Shannon Lanier poses at the new exhibit, in

Shannon Lanier poses at the new exhibit, in the Smithsonian's National Museum of American History in Washington, titled "Slavery at Jefferson's Monticello: Paradox of Liberty." Lanier is a descendant of Thomas Jefferson's slave Sally Hemings. (Jan. 25, 2012) Credit: AP

Thomas Jefferson wrote "all men are created equal" to declare U.S. independence from Britain, yet he also was a lifelong slave owner who freed only nine of his more than 600 slaves.

That contradiction between ideals and reality is at the center of a just-opened exhibit in Washington, D.C., as the Smithsonian Institution continues developing a national black history museum. It offers a look at Jefferson's Monticello plantation in Virginia through the lives of six slave families and artifacts from where they lived.

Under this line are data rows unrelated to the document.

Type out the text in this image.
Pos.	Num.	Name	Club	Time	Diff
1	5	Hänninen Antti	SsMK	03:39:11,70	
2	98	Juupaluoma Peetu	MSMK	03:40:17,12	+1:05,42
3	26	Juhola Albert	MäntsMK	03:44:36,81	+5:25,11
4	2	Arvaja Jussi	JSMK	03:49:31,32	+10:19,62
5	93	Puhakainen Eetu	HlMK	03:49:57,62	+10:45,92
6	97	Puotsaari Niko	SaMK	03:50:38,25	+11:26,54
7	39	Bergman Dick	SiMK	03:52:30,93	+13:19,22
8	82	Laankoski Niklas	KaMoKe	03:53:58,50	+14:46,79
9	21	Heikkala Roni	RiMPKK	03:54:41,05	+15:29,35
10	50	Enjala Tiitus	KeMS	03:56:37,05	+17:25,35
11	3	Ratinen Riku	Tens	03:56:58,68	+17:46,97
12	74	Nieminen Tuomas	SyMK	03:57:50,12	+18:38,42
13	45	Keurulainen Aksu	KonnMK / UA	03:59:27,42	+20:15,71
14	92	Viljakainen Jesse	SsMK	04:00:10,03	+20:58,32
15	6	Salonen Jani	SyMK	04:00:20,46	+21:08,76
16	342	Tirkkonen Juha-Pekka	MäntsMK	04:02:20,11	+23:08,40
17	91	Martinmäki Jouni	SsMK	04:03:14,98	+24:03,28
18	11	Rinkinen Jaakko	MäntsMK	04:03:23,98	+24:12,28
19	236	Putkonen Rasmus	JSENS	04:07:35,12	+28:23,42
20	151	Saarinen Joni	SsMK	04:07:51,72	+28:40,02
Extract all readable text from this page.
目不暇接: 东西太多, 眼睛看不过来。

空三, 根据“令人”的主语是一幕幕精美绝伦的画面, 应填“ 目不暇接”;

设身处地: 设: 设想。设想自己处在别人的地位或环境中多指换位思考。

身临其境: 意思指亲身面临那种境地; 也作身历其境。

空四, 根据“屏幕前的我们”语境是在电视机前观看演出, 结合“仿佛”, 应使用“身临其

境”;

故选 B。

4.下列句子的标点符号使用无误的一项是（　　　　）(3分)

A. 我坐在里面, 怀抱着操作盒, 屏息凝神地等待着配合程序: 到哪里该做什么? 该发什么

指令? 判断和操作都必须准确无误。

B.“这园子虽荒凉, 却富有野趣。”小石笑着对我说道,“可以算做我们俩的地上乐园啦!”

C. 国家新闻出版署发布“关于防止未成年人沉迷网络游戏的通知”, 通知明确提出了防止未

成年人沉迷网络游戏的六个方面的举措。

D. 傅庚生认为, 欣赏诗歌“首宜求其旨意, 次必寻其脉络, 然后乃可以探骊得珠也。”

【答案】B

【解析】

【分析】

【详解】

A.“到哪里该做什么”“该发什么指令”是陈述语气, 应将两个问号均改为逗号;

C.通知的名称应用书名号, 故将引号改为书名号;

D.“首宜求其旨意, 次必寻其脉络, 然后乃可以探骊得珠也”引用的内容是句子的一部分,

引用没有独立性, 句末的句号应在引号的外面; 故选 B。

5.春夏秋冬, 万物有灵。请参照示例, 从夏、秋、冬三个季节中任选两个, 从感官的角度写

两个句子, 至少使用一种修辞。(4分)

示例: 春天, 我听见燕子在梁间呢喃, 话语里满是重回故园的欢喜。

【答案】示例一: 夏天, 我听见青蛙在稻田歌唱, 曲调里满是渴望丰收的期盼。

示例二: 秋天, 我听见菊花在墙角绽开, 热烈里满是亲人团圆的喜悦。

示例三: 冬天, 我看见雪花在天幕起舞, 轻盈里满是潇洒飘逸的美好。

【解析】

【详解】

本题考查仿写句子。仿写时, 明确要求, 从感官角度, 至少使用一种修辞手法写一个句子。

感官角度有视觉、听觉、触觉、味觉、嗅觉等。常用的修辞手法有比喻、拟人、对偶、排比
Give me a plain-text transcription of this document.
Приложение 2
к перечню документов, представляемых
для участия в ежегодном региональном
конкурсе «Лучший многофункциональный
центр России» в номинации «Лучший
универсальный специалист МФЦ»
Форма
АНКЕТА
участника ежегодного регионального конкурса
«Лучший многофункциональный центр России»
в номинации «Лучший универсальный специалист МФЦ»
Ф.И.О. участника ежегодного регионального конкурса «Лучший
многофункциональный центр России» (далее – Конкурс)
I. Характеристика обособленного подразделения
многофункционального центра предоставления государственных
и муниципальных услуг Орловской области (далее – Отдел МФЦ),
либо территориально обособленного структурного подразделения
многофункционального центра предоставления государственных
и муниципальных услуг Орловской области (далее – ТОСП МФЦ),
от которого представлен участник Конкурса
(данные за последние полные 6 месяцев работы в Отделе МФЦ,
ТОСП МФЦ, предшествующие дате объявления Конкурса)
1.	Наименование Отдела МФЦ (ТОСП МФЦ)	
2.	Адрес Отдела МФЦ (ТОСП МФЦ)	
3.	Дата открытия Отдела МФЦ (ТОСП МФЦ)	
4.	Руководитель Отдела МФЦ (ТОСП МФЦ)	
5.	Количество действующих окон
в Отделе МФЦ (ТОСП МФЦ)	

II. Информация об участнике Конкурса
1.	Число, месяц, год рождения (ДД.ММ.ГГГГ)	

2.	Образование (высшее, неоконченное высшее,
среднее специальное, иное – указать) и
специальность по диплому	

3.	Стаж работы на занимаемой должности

The exhibit, "Slavery at Jefferson's Monticello: Paradox of Liberty," will be on view at the National Museum of American History through mid-October. It includes a look at the family of Sally Hemings, a slave. Most historians now believe she had an intimate relationship with the third president and that he fathered her children. 



In the exhibit, oral histories from descendants of Jefferson's slaves reveal stories passed down through generations, along with detailed records kept by Jefferson. A portion of the exhibit devoted to the Hemings-Jefferson story marks the first time the subject has been presented on the National Mall. Curators stopped short of making a definitive statement in the exhibit about the relationship, but wrote that it was likely an intimate one, based on documentary and genetic evidence.

Many artifacts from Jefferson's plantation, including tools and kitchen ceramics used by slave families, are on public view for the first time. 



Smithsonian's National Museum of African American History and Culture is scheduled to open in 2015. Museum director Lonnie Bunch said his staff can test ideas by building exhibits like the Jefferson one before then to see how the public responds. Slavery, he says, is still the "last great unmentionable" in public discourse but central in shaping American history.

"This is a story we know we have to tell, and this is a story we know is going to be difficult and going to be challenging, but this new museum has to tell the story," he says.